The same source explained that similar concerns, and factionalism among diocesan clergy, led Yeung to appoint four vicars general to serve at the same time – an unusual move.
“Yeung had these four vicars general instead of one, they each brought something different to the table and it was to appease all the different factions among the clergy. The clergy here are very divided on many different things: age, friendships from seminary, and on politics,” the priest said.
There are more than 300 priests in Hong Kong, most of them members of religious orders. They serve a diocese of more than 600,000 Catholics.
A senior source close to the Congregation for the Evangelization of Peoples in Rome told CNA that Bishop Ha was the Vatican’s first choice to succeed Yeung, and that Pope Francis had formally approved his appointment, only to have to reverse the decision before it was announced.
The Congregation for the Evangelization of People is responsible for recommending episcopal appointments in China, together with the Secretariat of State.

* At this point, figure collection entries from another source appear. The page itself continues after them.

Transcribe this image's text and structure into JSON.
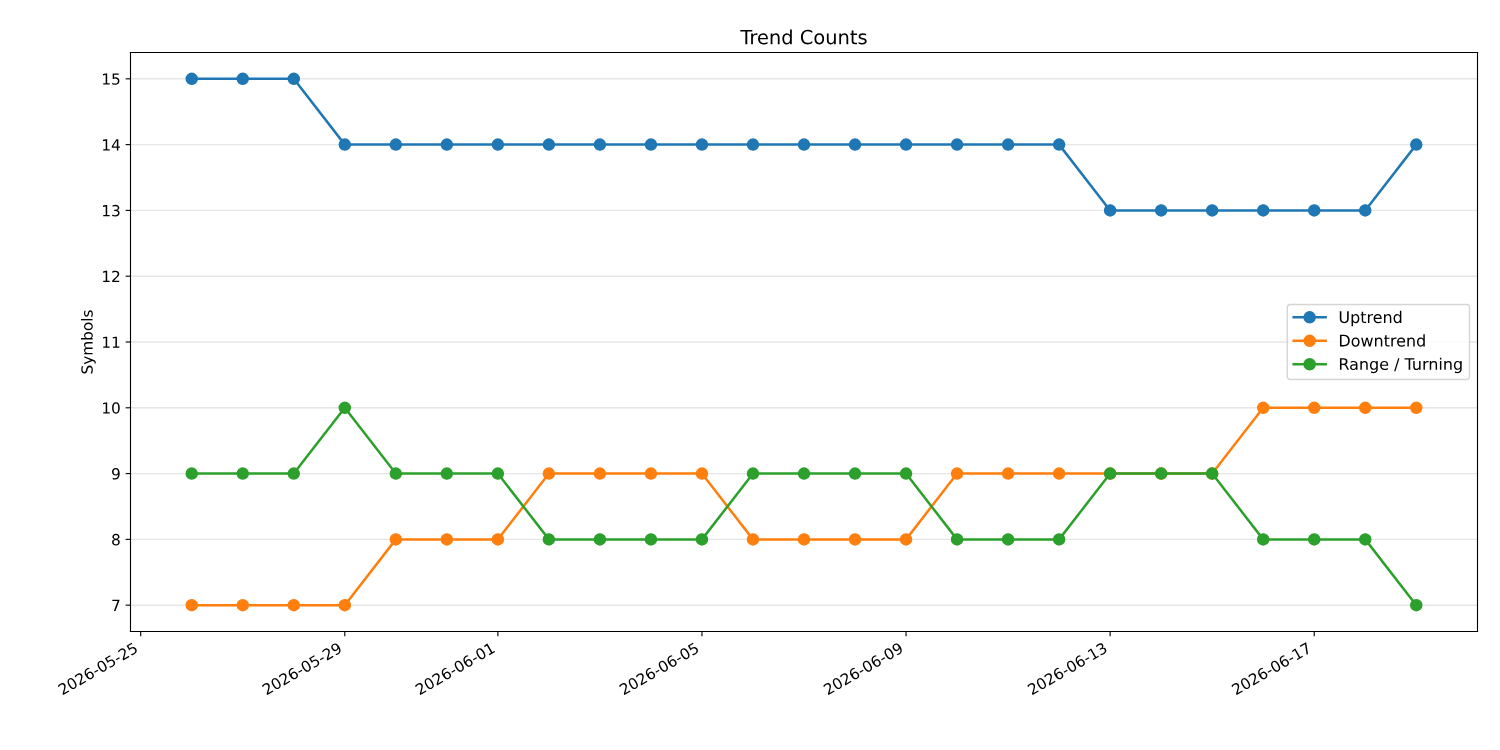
{
  "chart_data": {
    "type": "line",
    "title": "Trend Counts",
    "ylabel": "Symbols",
    "x": [
      "2026-05-26",
      "2026-05-27",
      "2026-05-28",
      "2026-05-29",
      "2026-05-30",
      "2026-05-31",
      "2026-06-01",
      "2026-06-02",
      "2026-06-03",
      "2026-06-04",
      "2026-06-05",
      "2026-06-06",
      "2026-06-07",
      "2026-06-08",
      "2026-06-09",
      "2026-06-10",
      "2026-06-11",
      "2026-06-12",
      "2026-06-13",
      "2026-06-14",
      "2026-06-15",
      "2026-06-16",
      "2026-06-17",
      "2026-06-18",
      "2026-06-19"
    ],
    "series": [
      {
        "name": "Uptrend",
        "color": "#1f77b4",
        "values": [
          15,
          15,
          15,
          14,
          14,
          14,
          14,
          14,
          14,
          14,
          14,
          14,
          14,
          14,
          14,
          14,
          14,
          14,
          13,
          13,
          13,
          13,
          13,
          13,
          14
        ]
      },
      {
        "name": "Downtrend",
        "color": "#ff7f0e",
        "values": [
          7,
          7,
          7,
          7,
          8,
          8,
          8,
          9,
          9,
          9,
          9,
          8,
          8,
          8,
          8,
          9,
          9,
          9,
          9,
          9,
          9,
          10,
          10,
          10,
          10
        ]
      },
      {
        "name": "Range / Turning",
        "color": "#2ca02c",
        "values": [
          9,
          9,
          9,
          10,
          9,
          9,
          9,
          8,
          8,
          8,
          8,
          9,
          9,
          9,
          9,
          8,
          8,
          8,
          9,
          9,
          9,
          8,
          8,
          8,
          7
        ]
      }
    ],
    "xlim": [
      "2026-05-24T19:12",
      "2026-06-20T04:48"
    ],
    "xticks": [
      "2026-05-25",
      "2026-05-29",
      "2026-06-01",
      "2026-06-05",
      "2026-06-09",
      "2026-06-13",
      "2026-06-17"
    ],
    "ylim": [
      6.6,
      15.4
    ],
    "yticks": [
      7,
      8,
      9,
      10,
      11,
      12,
      13,
      14,
      15
    ],
    "grid": "y",
    "legend": "center right",
    "marker": "circle",
    "line_style": "solid"
  }
}
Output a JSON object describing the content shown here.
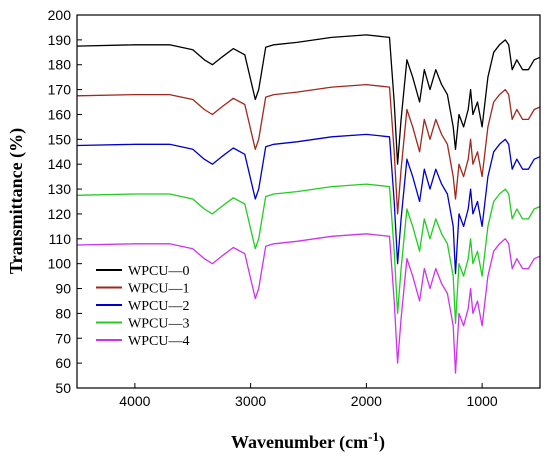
{
  "chart_data": {
    "type": "line",
    "xlabel": "Wavenumber (cm",
    "xlabel_sup": "-1",
    "xlabel_close": ")",
    "ylabel": "Transmittance (%)",
    "xlim": [
      4500,
      500
    ],
    "ylim": [
      50,
      200
    ],
    "x_reversed": true,
    "xticks": [
      4000,
      3000,
      2000,
      1000
    ],
    "yticks": [
      50,
      60,
      70,
      80,
      90,
      100,
      110,
      120,
      130,
      140,
      150,
      160,
      170,
      180,
      190,
      200
    ],
    "legend_position": "bottom-left",
    "grid": false,
    "x": [
      4500,
      4000,
      3700,
      3500,
      3400,
      3330,
      3250,
      3150,
      3050,
      2960,
      2930,
      2870,
      2800,
      2600,
      2300,
      2000,
      1800,
      1760,
      1730,
      1700,
      1650,
      1600,
      1540,
      1500,
      1450,
      1400,
      1350,
      1300,
      1250,
      1230,
      1200,
      1160,
      1120,
      1100,
      1080,
      1040,
      1000,
      950,
      900,
      850,
      800,
      770,
      740,
      700,
      650,
      600,
      550,
      500
    ],
    "series": [
      {
        "name": "WPCU—0",
        "color": "#000000",
        "values": [
          187.5,
          188,
          188,
          186,
          182,
          180,
          183,
          186.5,
          184,
          166,
          170,
          187,
          188,
          189,
          191,
          192,
          191,
          165,
          140,
          158,
          182,
          175,
          165,
          178,
          170,
          178,
          172,
          168,
          155,
          146,
          160,
          155,
          162,
          170,
          160,
          165,
          155,
          175,
          185,
          188,
          190,
          188,
          178,
          182,
          178,
          178,
          182,
          183
        ]
      },
      {
        "name": "WPCU—1",
        "color": "#a0281e",
        "values": [
          167.5,
          168,
          168,
          166,
          162,
          160,
          163,
          166.5,
          164,
          146,
          150,
          167,
          168,
          169,
          171,
          172,
          171,
          145,
          120,
          138,
          162,
          155,
          145,
          158,
          150,
          158,
          152,
          148,
          135,
          126,
          140,
          135,
          142,
          150,
          140,
          145,
          135,
          155,
          165,
          168,
          170,
          168,
          158,
          162,
          158,
          158,
          162,
          163
        ]
      },
      {
        "name": "WPCU—2",
        "color": "#0000cc",
        "values": [
          147.5,
          148,
          148,
          146,
          142,
          140,
          143,
          146.5,
          144,
          126,
          130,
          147,
          148,
          149,
          151,
          152,
          151,
          125,
          100,
          118,
          142,
          135,
          125,
          138,
          130,
          138,
          132,
          128,
          115,
          96,
          120,
          115,
          122,
          130,
          120,
          125,
          115,
          135,
          145,
          148,
          150,
          148,
          138,
          142,
          138,
          138,
          142,
          143
        ]
      },
      {
        "name": "WPCU—3",
        "color": "#22cc22",
        "values": [
          127.5,
          128,
          128,
          126,
          122,
          120,
          123,
          126.5,
          124,
          106,
          110,
          127,
          128,
          129,
          131,
          132,
          131,
          105,
          80,
          98,
          122,
          115,
          105,
          118,
          110,
          118,
          112,
          108,
          95,
          76,
          100,
          95,
          102,
          110,
          100,
          105,
          95,
          115,
          125,
          128,
          130,
          128,
          118,
          122,
          118,
          118,
          122,
          123
        ]
      },
      {
        "name": "WPCU—4",
        "color": "#cc33ee",
        "values": [
          107.5,
          108,
          108,
          106,
          102,
          100,
          103,
          106.5,
          104,
          86,
          90,
          107,
          108,
          109,
          111,
          112,
          111,
          85,
          60,
          78,
          102,
          95,
          85,
          98,
          90,
          98,
          92,
          88,
          75,
          56,
          80,
          75,
          82,
          90,
          80,
          85,
          75,
          95,
          105,
          108,
          110,
          108,
          98,
          102,
          98,
          98,
          102,
          103
        ]
      }
    ]
  }
}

“Months ago, Bishop Ha was already nominated – his name had gone into audience [with Pope Francis] and come out with approval. It wasn’t yet published when he was in the front lines of a major demonstration and [Cardinal Fernando] Filoni [then prefect of the Congregation for the Evangelization of Peoples] had to reverse the decision,” the Vatican official told CNA.
“What happened was that this would have flown in the face of the whole political attempt to stabilize the place of the Church in China. There was no option but to reverse the decision.”
While, for now, the announcement of Choy’s appointment is considered to be delayed, the Vatican could still reverse course if political circumstances don’t change, as it has once already for the same position.
“Yeung was always a pragmatist, he was a halfway point between [his predecessors] Zen and Tong: Tong, we used to say, thought nothing was wrong with the mainland, Zen thought nothing was right with the mainland,” a senior priest on the island told CNA.
“[Fr.] Peter will, I should probably still say ‘would,’ be more in the Tong line and Ha with Zen, but in the current climate you are bound to get one or the other.”